The first step to solve the alopecia is a good diagnosis, since each type has a different treatment and evolution. Some problems can be solved with medicines but in most cases, the best solution is a transplantation of the patient’s own hair.
It is very important to see a dermatologist for a diagnosis of the problem. These are the most common types of alopecia:
- Reversible alopecia: hair loss usually is due to dietary deficiencies. In this case, baldness is caused by excess hair renewal. But once we solve the problem, it is possible to recover the hair.
- Irreversible Alopecia: The most common cause of hair loss is hormonal or androgenic alopecia, which constitutes 90% of all cases. It affects 65% of men and between 15 and 25% of women.
The cause is a hereditary predisposition that determines a higher sensitivity of hair follicles to the action of the “dihydrotestosterone” male hormone. Testosterone acts reducing the hair life cycle, altering thus the fall and regeneration cycle. Sometimes it occurs due to diseases originated during the hormonal balance (ovarian, adrenal or pituitary). However, in most cases there is no pathology associated with hair loss. Androgenetic alopecia in men affects the crown and frontal and temporal region (receding hairline) of the scalp, respecting the neck and lateral regions. Alopecia in women has a different, vaguer pattern, appearing in the central area but respecting the receding hairline.
Waiting for finding the final medical solution to baldness, hair transplantation remains the best technique to treat most of the patients with androgenetic alopecia. The transplantation consists in extracting the hair follicles from the patient, from the back of the head (donor area) in order to reimplant them into the balding area. The 92.8 of the transplantations are performed in the head and the remaining 7.2 in facial areas such as eyebrows or eyelashes.
The scalp hair does not come out one by one, but in groups of 1-4 hairs known as follicular units. The transplantation technique currently used is known as “Follicular Unit Transplantation – FUT”, which indicates that all grafts that are transplanted are follicular units. This implies that the result of transplantation nowadays is completely natural and undetectable, unlike the transplantations that were made over 20 years ago in which large punches were used providing an artificial result called “dolls hair”. To extract the follicular units from the donor area, we can use two methods:
- FUSS Method: Follicular Unit Strip Surgery.

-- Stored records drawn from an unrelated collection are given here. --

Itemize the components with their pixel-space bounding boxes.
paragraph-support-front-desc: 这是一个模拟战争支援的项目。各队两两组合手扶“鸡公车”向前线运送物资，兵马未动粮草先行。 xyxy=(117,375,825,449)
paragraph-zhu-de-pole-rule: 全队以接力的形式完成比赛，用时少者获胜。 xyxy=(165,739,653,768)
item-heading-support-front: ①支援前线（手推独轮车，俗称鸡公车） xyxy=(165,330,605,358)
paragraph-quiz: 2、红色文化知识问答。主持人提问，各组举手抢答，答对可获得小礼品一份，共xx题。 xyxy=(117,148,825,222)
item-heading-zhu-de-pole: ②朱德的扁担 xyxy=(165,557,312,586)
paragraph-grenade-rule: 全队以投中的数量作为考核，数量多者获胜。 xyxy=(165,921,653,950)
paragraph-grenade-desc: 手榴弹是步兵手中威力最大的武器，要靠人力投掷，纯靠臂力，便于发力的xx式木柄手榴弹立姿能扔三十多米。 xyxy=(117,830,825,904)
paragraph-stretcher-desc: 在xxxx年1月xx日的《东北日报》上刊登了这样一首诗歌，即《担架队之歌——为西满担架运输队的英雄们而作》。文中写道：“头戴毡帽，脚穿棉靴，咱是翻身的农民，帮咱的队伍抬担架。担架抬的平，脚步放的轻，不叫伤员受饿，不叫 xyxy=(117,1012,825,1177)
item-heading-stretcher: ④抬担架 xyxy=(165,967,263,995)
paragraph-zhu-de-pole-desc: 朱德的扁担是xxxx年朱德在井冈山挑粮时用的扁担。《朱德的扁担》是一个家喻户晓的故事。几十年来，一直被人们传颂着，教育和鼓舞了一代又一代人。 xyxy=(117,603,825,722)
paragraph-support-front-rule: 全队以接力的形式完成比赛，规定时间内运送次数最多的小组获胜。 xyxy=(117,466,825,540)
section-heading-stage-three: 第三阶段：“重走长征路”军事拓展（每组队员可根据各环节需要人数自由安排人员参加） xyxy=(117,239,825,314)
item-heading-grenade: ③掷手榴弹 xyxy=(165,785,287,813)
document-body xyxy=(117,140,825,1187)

The technique basically consists in removing, under local anaesthesia, a strip of skin from the occipital area of the scalp from which the hair grafts are dissected under a microscope. This technique requires team effort, usually a team composed of the doctor and 3 or 4 medical assistants who dissect the follicular units.

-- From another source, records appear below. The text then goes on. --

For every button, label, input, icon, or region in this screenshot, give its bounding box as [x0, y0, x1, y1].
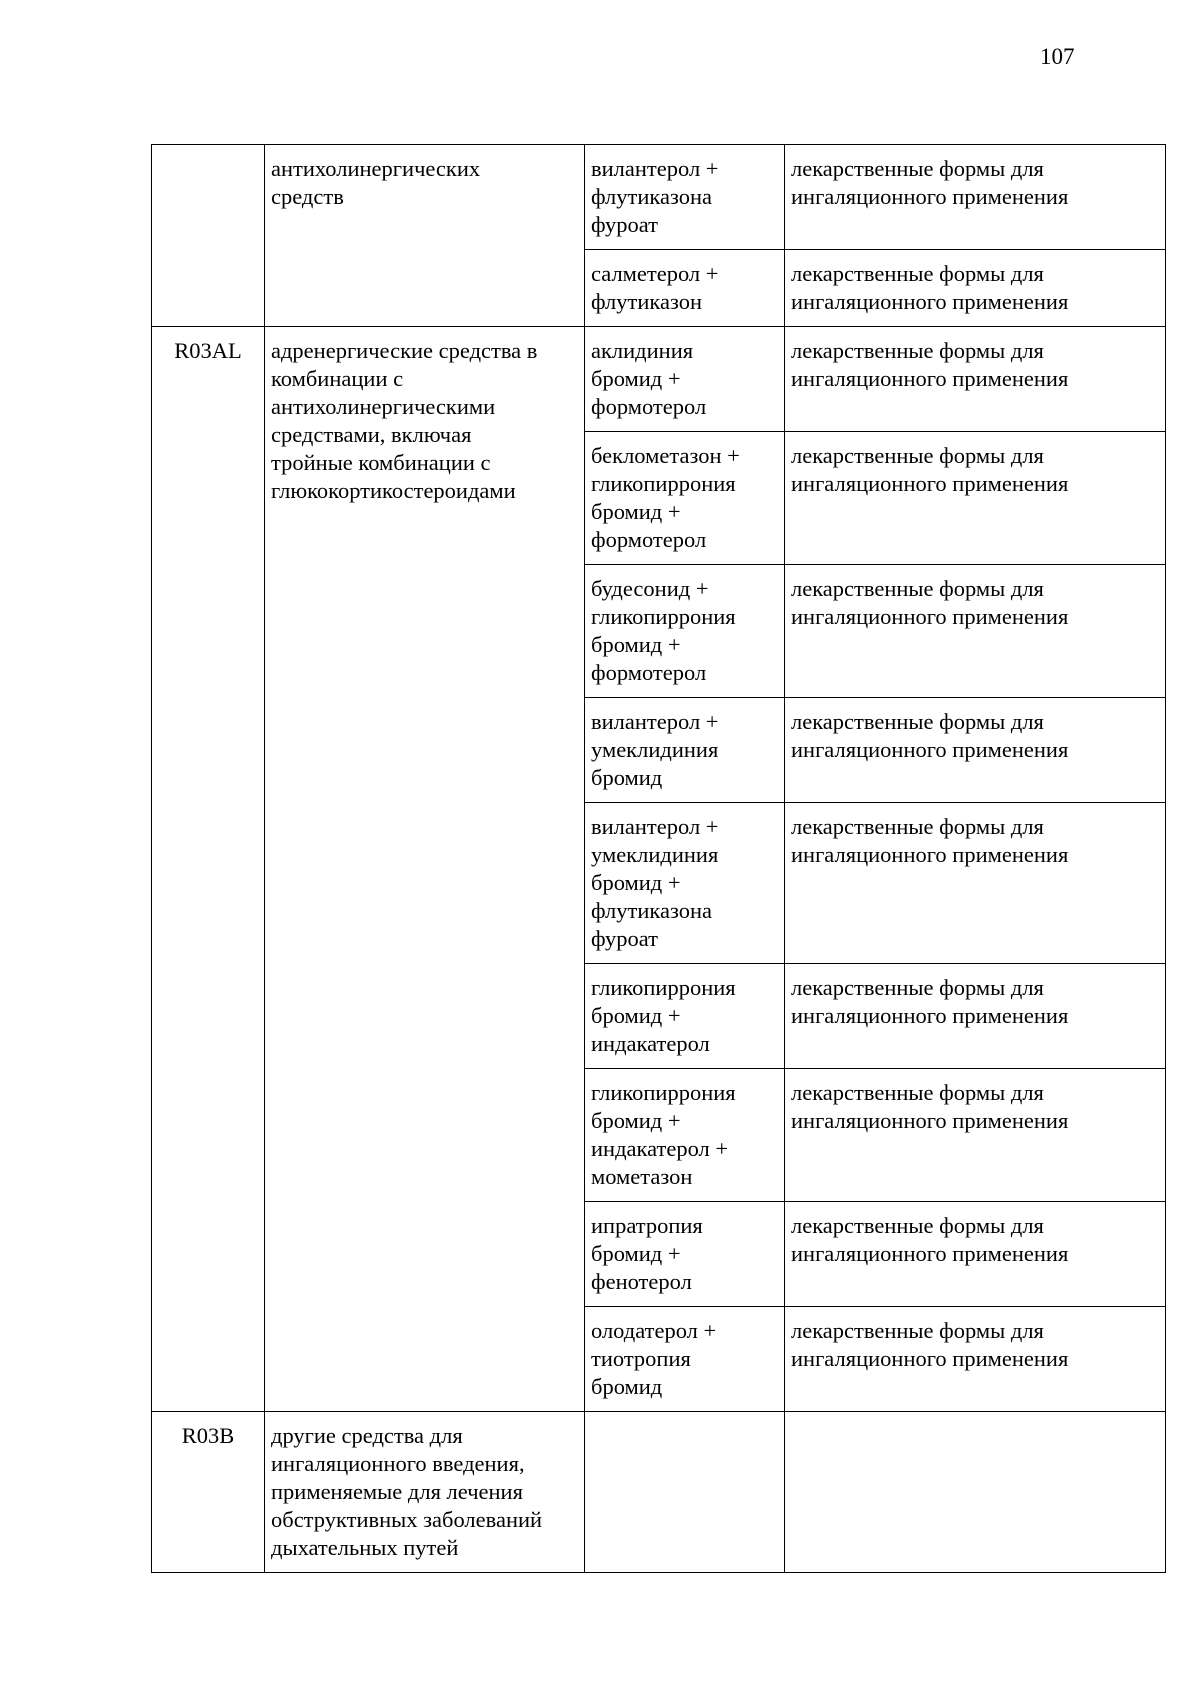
substance-cell: будесонид + гликопиррония бромид + формотерол: [585, 565, 785, 698]
dosage-form-cell: лекарственные формы для ингаляционного применения: [785, 1307, 1166, 1412]
substance-cell: гликопиррония бромид + индакатерол: [585, 964, 785, 1069]
table-row: [152, 1412, 1166, 1573]
dosage-form-cell: лекарственные формы для ингаляционного применения: [785, 1069, 1166, 1202]
substance-cell: [585, 1412, 785, 1573]
table-row: [152, 327, 1166, 432]
substance-cell: гликопиррония бромид + индакатерол + мометазон: [585, 1069, 785, 1202]
substance-cell: аклидиния бромид + формотерол: [585, 327, 785, 432]
dosage-form-cell: [785, 1412, 1166, 1573]
medication-table: [151, 144, 1166, 1573]
dosage-form-cell: лекарственные формы для ингаляционного применения: [785, 145, 1166, 250]
group-name-cell: адренергические средства в комбинации с антихолинергическими средствами, включая тройные комбинации с глюкокортикостероидами: [265, 327, 585, 1412]
atc-code-cell: R03AL: [152, 327, 265, 1412]
group-name-cell: антихолинергических средств: [265, 145, 585, 327]
dosage-form-cell: лекарственные формы для ингаляционного применения: [785, 803, 1166, 964]
group-name-cell: другие средства для ингаляционного введения, применяемые для лечения обструктивных заболеваний дыхательных путей: [265, 1412, 585, 1573]
substance-cell: беклометазон + гликопиррония бромид + формотерол: [585, 432, 785, 565]
dosage-form-cell: лекарственные формы для ингаляционного применения: [785, 565, 1166, 698]
substance-cell: вилантерол + флутиказона фуроат: [585, 145, 785, 250]
substance-cell: вилантерол + умеклидиния бромид: [585, 698, 785, 803]
dosage-form-cell: лекарственные формы для ингаляционного применения: [785, 250, 1166, 327]
dosage-form-cell: лекарственные формы для ингаляционного применения: [785, 964, 1166, 1069]
table-row: [152, 145, 1166, 250]
substance-cell: вилантерол + умеклидиния бромид + флутиказона фуроат: [585, 803, 785, 964]
page-number: 107: [1040, 44, 1075, 69]
dosage-form-cell: лекарственные формы для ингаляционного применения: [785, 1202, 1166, 1307]
dosage-form-cell: лекарственные формы для ингаляционного применения: [785, 327, 1166, 432]
substance-cell: ипратропия бромид + фенотерол: [585, 1202, 785, 1307]
dosage-form-cell: лекарственные формы для ингаляционного применения: [785, 432, 1166, 565]
substance-cell: салметерол + флутиказон: [585, 250, 785, 327]
atc-code-cell: R03B: [152, 1412, 265, 1573]
substance-cell: олодатерол + тиотропия бромид: [585, 1307, 785, 1412]
atc-code-cell: [152, 145, 265, 327]
dosage-form-cell: лекарственные формы для ингаляционного применения: [785, 698, 1166, 803]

- FUE Method: Follicular Unit Extraction. It is another method of extracting follicular units. Units from the donor area are extracted one by one, under local anaesthesia, using a circular punch of 1 mm diameter.
Obtaining the grafts by both the FUSS and the FUE method, the insertion of each graft or follicular unit in the receiving area is carried out one by one, either with special tweezers or with special hair implanters designed specifically for this technique. The transplantations therefore are very long sessions that can last from 4-8 hours depending on the number of follicular units to be transplanted, and sometimes it is required more than one session at intervals of approximately 8-12 months.
The “new” hair begins to emerge after three – four months after transplantation and remains for life. Generally, the growth rate of transplanted grafts is 80-90%.
Since it is the patient’s own hair what is used, this one has the same characteristics of colour and brightness and it can be cut and combed normally.